Current income tax is recognized and measured at the amount expected to be recovered from, or payable to, the taxation authorities based on the income tax rates enacted or substantively enacted at the end of the reporting period and includes any adjustment to taxes payable in respect of previous years.

 

Deferred tax is recorded for temporary differences at the date of the consolidated statements of financial position between the tax bases of assets and liabilities and their carrying amounts for financial reporting purposes. The carrying amount of a deferred tax asset is reviewed at the end of the reporting period and is reduced to the extent that it is no longer probable that sufficient taxable profit will be available to allow all or part of the deferred tax asset to be utilized.
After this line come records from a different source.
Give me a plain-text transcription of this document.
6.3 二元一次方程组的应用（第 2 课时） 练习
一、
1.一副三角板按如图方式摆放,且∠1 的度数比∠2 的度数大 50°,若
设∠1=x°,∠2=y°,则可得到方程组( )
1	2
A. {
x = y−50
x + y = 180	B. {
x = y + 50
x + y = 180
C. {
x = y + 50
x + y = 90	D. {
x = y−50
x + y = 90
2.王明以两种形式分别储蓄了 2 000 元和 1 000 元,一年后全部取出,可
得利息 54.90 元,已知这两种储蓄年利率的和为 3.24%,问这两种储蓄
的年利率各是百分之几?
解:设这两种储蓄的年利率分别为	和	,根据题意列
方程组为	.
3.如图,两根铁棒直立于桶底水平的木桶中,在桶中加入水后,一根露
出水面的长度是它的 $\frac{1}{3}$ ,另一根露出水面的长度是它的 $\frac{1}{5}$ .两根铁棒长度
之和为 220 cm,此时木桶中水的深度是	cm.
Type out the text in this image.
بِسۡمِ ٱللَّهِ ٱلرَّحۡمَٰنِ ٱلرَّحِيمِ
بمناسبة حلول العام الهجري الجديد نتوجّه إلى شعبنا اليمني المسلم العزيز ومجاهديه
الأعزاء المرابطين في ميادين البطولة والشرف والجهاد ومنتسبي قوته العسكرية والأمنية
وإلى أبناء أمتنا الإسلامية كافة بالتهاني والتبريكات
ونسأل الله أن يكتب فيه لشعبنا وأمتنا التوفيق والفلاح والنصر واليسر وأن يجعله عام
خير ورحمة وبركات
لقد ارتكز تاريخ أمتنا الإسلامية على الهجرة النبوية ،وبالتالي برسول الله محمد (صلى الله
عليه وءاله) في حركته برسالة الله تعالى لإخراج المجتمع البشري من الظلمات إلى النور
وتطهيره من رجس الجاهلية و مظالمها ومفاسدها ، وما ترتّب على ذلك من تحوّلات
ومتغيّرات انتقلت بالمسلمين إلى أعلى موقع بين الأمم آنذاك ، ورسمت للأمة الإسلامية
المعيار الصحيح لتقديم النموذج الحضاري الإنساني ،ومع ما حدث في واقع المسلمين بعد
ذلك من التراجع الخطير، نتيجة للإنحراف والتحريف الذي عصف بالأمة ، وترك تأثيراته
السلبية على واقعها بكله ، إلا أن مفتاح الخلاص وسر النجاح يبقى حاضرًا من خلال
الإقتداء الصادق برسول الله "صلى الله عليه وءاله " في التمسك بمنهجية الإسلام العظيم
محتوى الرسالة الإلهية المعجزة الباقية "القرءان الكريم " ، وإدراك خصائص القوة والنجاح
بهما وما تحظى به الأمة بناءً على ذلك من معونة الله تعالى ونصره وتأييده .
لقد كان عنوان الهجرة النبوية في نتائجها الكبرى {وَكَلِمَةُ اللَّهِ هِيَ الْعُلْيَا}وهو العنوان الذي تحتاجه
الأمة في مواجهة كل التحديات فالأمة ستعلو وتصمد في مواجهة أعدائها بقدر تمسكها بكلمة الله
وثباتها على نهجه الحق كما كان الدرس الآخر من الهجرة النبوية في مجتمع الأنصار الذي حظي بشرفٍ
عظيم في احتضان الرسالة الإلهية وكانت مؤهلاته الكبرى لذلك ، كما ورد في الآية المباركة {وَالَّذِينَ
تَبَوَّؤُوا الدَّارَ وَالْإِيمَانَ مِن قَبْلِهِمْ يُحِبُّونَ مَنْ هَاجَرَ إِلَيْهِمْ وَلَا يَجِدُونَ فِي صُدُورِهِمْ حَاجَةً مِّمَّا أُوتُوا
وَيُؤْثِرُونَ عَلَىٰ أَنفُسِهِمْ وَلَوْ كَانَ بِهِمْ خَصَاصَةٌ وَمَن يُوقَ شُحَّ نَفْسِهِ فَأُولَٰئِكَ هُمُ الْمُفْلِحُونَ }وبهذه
Unrecognized deferred tax assets are reassessed at the end of the reporting period and are recognized to the extent that it has become probable that future taxable profit will allow the deferred tax asset to be recovered.

 

Deferred tax assets and liabilities are measured at the tax rates that are expected to apply to the year when the asset is realized or the liability is settled, based on tax rates (and tax laws) that have been enacted or substantively enacted at the end of the reporting period.

 

Deferred tax assets and deferred tax liabilities are offset if, and only if, they relate to income taxes levied by the same taxation authority and the Company has the legal rights and intent to offset.

 

Estimates

 

Provisions for taxes are made using the best estimate of the amount expected to be paid based on a qualitative assessment of all relevant factors. The Company reviews the adequacy of these provisions at the end of the reporting period. However, it is possible that at some future date an additional liability could result from audits by taxing authorities. Where the final outcome of these tax-related matters is different from the amounts that were initially recorded, such differences will affect the tax provisions in the period in which such determination is made.